Builds indexes for fast query. Run after the table has enough rows (IVF_PQ needs at least num_partitions × 256 rows; use --num-partitions 1 for small tables).
# Build both indexes (default)
python -m multimodal_toolkit.workflow.index \
--lance-uri s3://bucket/audio/calls.lance
# Vector index only
python -m multimodal_toolkit.workflow.index \
--lance-uri s3://bucket/audio/calls.lance \
--no-time
# Tune partitions for small tables
python -m multimodal_toolkit.workflow.index \
--lance-uri s3://bucket/audio/calls.lance \
--num-partitions 1 --num-sub-vectors 8# Scalar filter (Daft pushdown via read_lance default_scan_options)
python -m multimodal_toolkit.workflow.query \
--lance-uri s3://bucket/audio/calls.lance \
--where "bad_tone = true OR downgrade_related = true" \
--top-k 20
# Full Daft SQL SELECT (table name in scope: calls)
python -m multimodal_toolkit.workflow.query \
--lance-uri s3://bucket/audio/calls.lance \
--sql "SELECT primary_reason, COUNT(*) AS cnt FROM calls GROUP BY primary_reason ORDER BY cnt DESC"
# Scalar filter with projection via Daft SQL
python -m multimodal_toolkit.workflow.query \
--lance-uri s3://bucket/audio/calls.lance \
--sql "SELECT doc_id, emotion_score, primary_reason FROM calls WHERE bad_tone = true AND emotion_score > 0.5 ORDER BY emotion_score DESC" \
--top-k 20
# ANN vector search via Daft Lance scanner (uses IVF index)

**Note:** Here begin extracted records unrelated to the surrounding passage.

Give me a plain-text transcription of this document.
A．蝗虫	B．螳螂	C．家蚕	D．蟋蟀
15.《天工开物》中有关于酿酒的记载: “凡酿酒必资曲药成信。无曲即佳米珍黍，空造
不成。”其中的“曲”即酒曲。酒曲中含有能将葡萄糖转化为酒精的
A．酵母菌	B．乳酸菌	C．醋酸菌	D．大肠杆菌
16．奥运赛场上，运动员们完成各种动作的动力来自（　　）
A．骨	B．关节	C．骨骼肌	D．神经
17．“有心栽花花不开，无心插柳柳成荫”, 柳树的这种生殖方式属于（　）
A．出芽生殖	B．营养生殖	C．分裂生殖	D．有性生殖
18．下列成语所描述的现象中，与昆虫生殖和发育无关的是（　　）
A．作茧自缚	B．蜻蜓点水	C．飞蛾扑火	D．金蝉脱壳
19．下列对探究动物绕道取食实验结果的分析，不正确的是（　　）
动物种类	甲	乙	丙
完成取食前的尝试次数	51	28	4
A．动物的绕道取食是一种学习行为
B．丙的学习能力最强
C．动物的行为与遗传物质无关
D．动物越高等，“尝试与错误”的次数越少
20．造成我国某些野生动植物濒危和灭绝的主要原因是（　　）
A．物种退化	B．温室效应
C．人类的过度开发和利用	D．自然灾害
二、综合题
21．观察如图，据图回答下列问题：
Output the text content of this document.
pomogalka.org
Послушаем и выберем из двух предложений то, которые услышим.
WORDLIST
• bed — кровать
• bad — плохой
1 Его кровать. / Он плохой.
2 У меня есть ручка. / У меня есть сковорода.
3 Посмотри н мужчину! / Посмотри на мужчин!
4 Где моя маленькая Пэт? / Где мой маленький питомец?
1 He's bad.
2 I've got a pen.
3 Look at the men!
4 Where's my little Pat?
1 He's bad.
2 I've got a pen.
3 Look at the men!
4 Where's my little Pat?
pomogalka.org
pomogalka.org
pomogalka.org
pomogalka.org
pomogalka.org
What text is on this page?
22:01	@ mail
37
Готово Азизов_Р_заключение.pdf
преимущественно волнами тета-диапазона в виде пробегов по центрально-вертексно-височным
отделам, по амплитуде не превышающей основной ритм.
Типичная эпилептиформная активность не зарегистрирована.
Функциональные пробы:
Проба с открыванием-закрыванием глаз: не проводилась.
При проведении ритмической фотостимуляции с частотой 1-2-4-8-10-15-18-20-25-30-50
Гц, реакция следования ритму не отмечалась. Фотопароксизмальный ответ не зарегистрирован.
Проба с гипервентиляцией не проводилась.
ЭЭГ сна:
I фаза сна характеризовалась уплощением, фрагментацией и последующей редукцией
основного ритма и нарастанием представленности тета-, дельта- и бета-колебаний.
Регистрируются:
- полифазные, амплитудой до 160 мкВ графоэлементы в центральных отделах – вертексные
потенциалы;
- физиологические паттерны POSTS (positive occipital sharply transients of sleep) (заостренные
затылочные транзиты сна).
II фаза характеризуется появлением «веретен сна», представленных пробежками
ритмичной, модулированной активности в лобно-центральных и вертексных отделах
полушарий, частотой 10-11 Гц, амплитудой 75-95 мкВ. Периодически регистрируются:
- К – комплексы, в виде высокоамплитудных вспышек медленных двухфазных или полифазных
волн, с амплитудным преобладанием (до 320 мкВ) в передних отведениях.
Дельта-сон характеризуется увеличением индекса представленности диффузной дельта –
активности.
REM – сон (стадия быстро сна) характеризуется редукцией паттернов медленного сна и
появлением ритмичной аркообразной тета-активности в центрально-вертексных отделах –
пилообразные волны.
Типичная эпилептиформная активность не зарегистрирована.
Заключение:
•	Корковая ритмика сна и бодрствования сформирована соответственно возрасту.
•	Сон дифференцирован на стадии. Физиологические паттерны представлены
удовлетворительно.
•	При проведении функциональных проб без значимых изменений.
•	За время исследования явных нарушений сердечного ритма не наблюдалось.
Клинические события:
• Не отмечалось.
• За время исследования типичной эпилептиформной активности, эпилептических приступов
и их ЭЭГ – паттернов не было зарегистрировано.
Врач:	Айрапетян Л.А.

python -m multimodal_toolkit.workflow.query \
--lance-uri s3://bucket/audio/calls.lance \
--vector-from call_001.mp3 \
--top-k 10
# Combined: ANN with scalar pre-filter
python -m multimodal_toolkit.workflow.query \
--lance-uri s3://bucket/audio/calls.lance \
--vector-from call_001.mp3 \
--where "downgrade_related = true" \
--distance-min 0.0 \
--distance-max 1.0 \
--top-k 10Delete rows by ingest date and compact the table:
# Delete rows ingested before a date
python -m multimodal_toolkit.workflow.manage \
--lance-uri s3://bucket/audio/calls.lance \
--before 2025-01-01
# Delete rows outside a date window
python -m multimodal_toolkit.workflow.manage \
--lance-uri s3://bucket/audio/calls.lance \
--after 2024-06-01 --before 2024-12-31Compaction and version cleanup run automatically after delete.
| Component | Version | Notes |
|---|---|---|
| Daft | 0.7.15 | Main execution engine |
| daft-lance | 0.4.0 | read_lance, write_lance, take_blobs, create_scalar_index, compact_files |
| pylance | 7.0.0 | Lance dataset, blob v2, ANN scanner, delete, cleanup |
| lance-ray | 0.4.2 | Vector index creation; write-back path deferred |
| Ray | 2.55.1 | Pulled in by lance-ray; Daft uses native runner unless USE_RAY=1 |
Default Daft runner: native (local multi-threaded). Set USE_RAY=1 to switch to Ray for Daft-backed steps. Stage 3 (lance_ray index) and Stage 4 ANN (pylance scanner) always run locally regardless of USE_RAY.
Audio downloaded twice in the workflow pipeline.
Stage 1 downloads audio bytes for ASR and embedding; Stage 2 downloads the same files again to store as Lance blobs. This is intentional — analysis output (JSONL) does not carry raw bytes across stages. Plan accordingly for bandwidth costs or cache files locally between stages.
--embed in Stage 1 is required for ANN search.
If Stage 1 was run without --embed, the Lance asset table has no audio_embedding column. Stage 3 will error and Stage 4 --vector-from will have nothing to search. Re-run Stage 1 with --embed and re-ingest to add embeddings.
IVF_PQ minimum row count.
The default --num-partitions 16 requires at least 4096 rows. For tables with fewer rows, pass --num-partitions 1 (or skip --embedding and rely on scalar queries only).
DeepSeek key absent → LLM columns are null.
If DEEPSEEK_API_KEY is not set, downgrade_related, bad_tone, primary_reason, summary, confidence, text_emotion, and emotion_score are all null. ASR and acoustic embeddings still run normally.
Blob v2 is validated after every ingest.
validate_blob_v2 raises immediately if Lance silently downgraded audio_blob to large_binary. Never skip this check when testing new library versions.
Local Lance URIs are verified end-to-end.
S3 Lance table write/read is exercised by the underlying libraries but should be treated as a separate validation item for this POC.